To set up an entity in any country, it is very important to know about all the options which are available and most importantly the most beneficial mode of business available in the country suitable for the parent entity. We have already discussed about the following options in our previous blogs:
Another type of entity which is suitable for those who have done enough research on the market and want to set up a permanent establishment in India is “Wholly Owned Subsidiary” or “Subsidiary of a Foreign Company” in India. Under the Companies Act, foreign investors can establish wholly owned subsidiary companies (WOS) in the form of Private Limited Companies if they operate in sectors that permit 100 percent foreign direct investment (FDI). In that case, no prior RBI approval is needed.
Wholly-owned subsidiaries are fully owned by the parent company i.e. 100% of the subsidiary’s shares. 100% control over the subsidiary’s shares allows the Parent Company to appoint the subsidiary’s board of directors, which controls the subsidiary. Wholly owned subsidiaries may be part of the same industry as the parent company or part of an entirely different industry. A company operating in more than one country may choose to operate a business through a wholly owned subsidiary.
A Subsidiary company can be incorporated either by acquiring majority of the shares (more than 50%) of the company or by controlling the composition of board of directors of the company. Both holding and subsidiary companies are separate legal entities and they are related to each other by virtue of subsidiary –holding company relationship.
Both Wholly-Owned Subsidiary and Subsidiary Company can be incorporated as a Private Limited Company in India
A WOS or a Subsidiary is treated as Indian Company under the Income Tax Act and is eligible for all exemptions, deductions benefits as applicable to any Indian Company.
Let’s understand the concept of a Private Limited Company
Section 2 Sub section (68) of the Companies Act, 2013 defines the Private Company. “Private Company” means a company:
1. having a minimum paid-up share capital of one lakh rupees or such higher paid-up share capital as may be prescribed, and which by its articles,
2. restricts the right to transfer its shares;
3. Prohibits any invitation to the public to subscribe for any securities of the company;
4. limits the number of its members to two hundred:
Provided that where two or more persons hold one or more shares in a company jointly, they shall, for the purposes of this clause, be treated as a single member:
Provided further that—
1. persons who are in the employment of the company; and
2. persons who, having been formerly in the employment of the company, were members of the company while in that employment and have continued to be members after the employment ceased, shall not be included in the number of members
1. A minimum share capital of INR 100,000 (1 Lakh) is required to be introduced within one month of incorporation of the Company.
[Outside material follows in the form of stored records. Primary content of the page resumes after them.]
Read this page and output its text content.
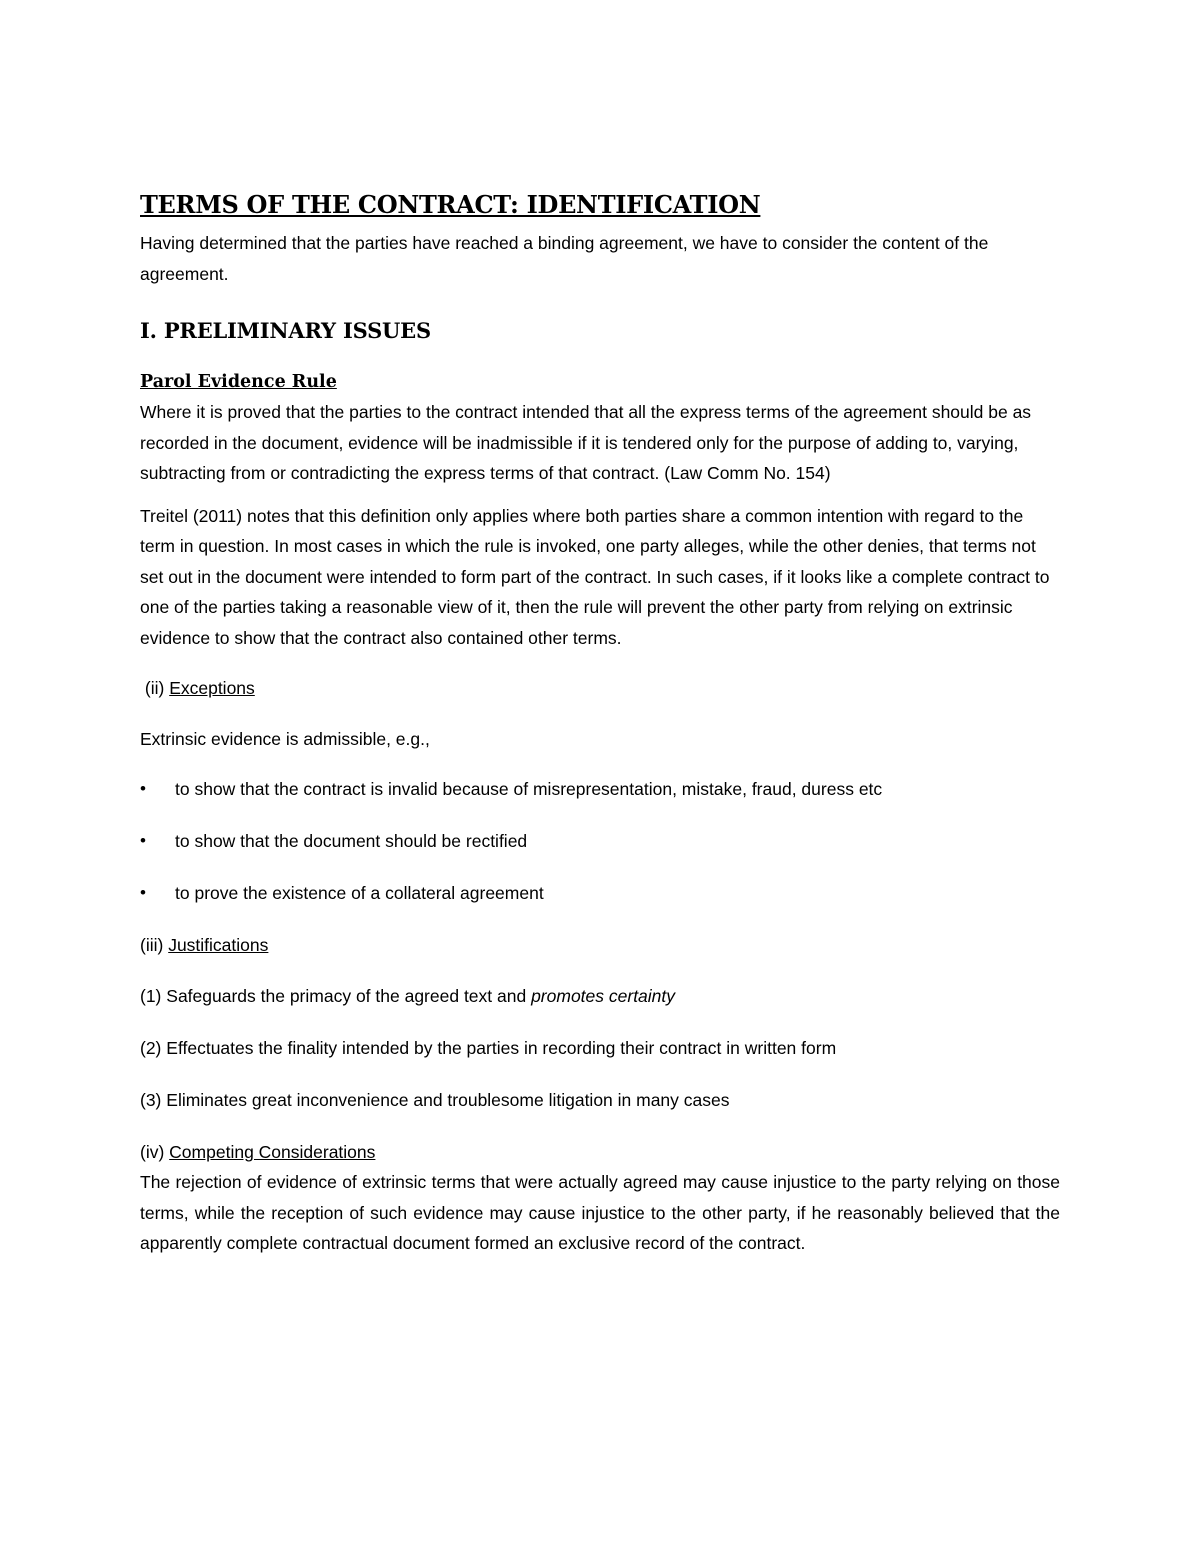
TERMS OF THE CONTRACT: IDENTIFICATION

Having determined that the parties have reached a binding agreement, we have to consider the content of the agreement.

I. PRELIMINARY ISSUES
Parol Evidence Rule

Where it is proved that the parties to the contract intended that all the express terms of the agreement should be as recorded in the document, evidence will be inadmissible if it is tendered only for the purpose of adding to, varying, subtracting from or contradicting the express terms of that contract. (Law Comm No. 154)

Treitel (2011) notes that this definition only applies where both parties share a common intention with regard to the term in question. In most cases in which the rule is invoked, one party alleges, while the other denies, that terms not set out in the document were intended to form part of the contract. In such cases, if it looks like a complete contract to one of the parties taking a reasonable view of it, then the rule will prevent the other party from relying on extrinsic evidence to show that the contract also contained other terms.

(ii) Exceptions

Extrinsic evidence is admissible, e.g.,

• to show that the contract is invalid because of misrepresentation, mistake, fraud, duress etc
• to show that the document should be rectified
• to prove the existence of a collateral agreement

(iii) Justifications

(1) Safeguards the primacy of the agreed text and promotes certainty

(2) Effectuates the finality intended by the parties in recording their contract in written form

(3) Eliminates great inconvenience and troublesome litigation in many cases

(iv) Competing Considerations

The rejection of evidence of extrinsic terms that were actually agreed may cause injustice to the party relying on those terms, while the reception of such evidence may cause injustice to the other party, if he reasonably believed that the apparently complete contractual document formed an exclusive record of the contract.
2. Minimum two shareholders are required to incorporate a Private Limited Company in India.
3. Minimum of two directors are required out of whom one should be a resident in India. (Directors must be appointed and registered through India’s e-filing system for Director Identification Numbers (DIN)).
4. The Directors must acquire Digital Signatures Certificates (DSC)
1. Operation and Strategic Control : The most important advantage of setting up a Wholly Owned Subsidiary is the operational and strategic control that a parent company can exercise over its subsidiary. There is less risk of losing intellectual property to the competition because the parent can implement common data access and security protocols. Cost synergies are possible because a parent and its subsidiaries could use common financial systems, share administrative services and develop joint marketing programs.
2. Retaining Name Brand : The overall advantage for both parties however, in forming a wholly owned subsidiary; are that the subsidiary can retain its name brand while the parent company is afforded the opportunity to branch out into new markets.
3. Safeguarding Trade Secrets : Setting up a WOS or a Subsidiary offers security and good protection for the proprietary information, company’s trade secrets, expertise and technical knowledge, apart from offering a high degree of control over the operations.
4. Limited Liability – If a subsidiary company suffers any liability, then the liabilities and credit claims won’t be passed on to the parent company, ensuring that the assets of the parent company suffer no harm in case the subsidiary is in losses.
Taking the benefits into consideration, a Foreign Company can opt to incorporate a Wholly Owned Subsidiary in India provided the Foreign Company is fully aware of the market conditions of the host country’s economy and has done enough research on the pros and cons of the area in which they want to work in the host country.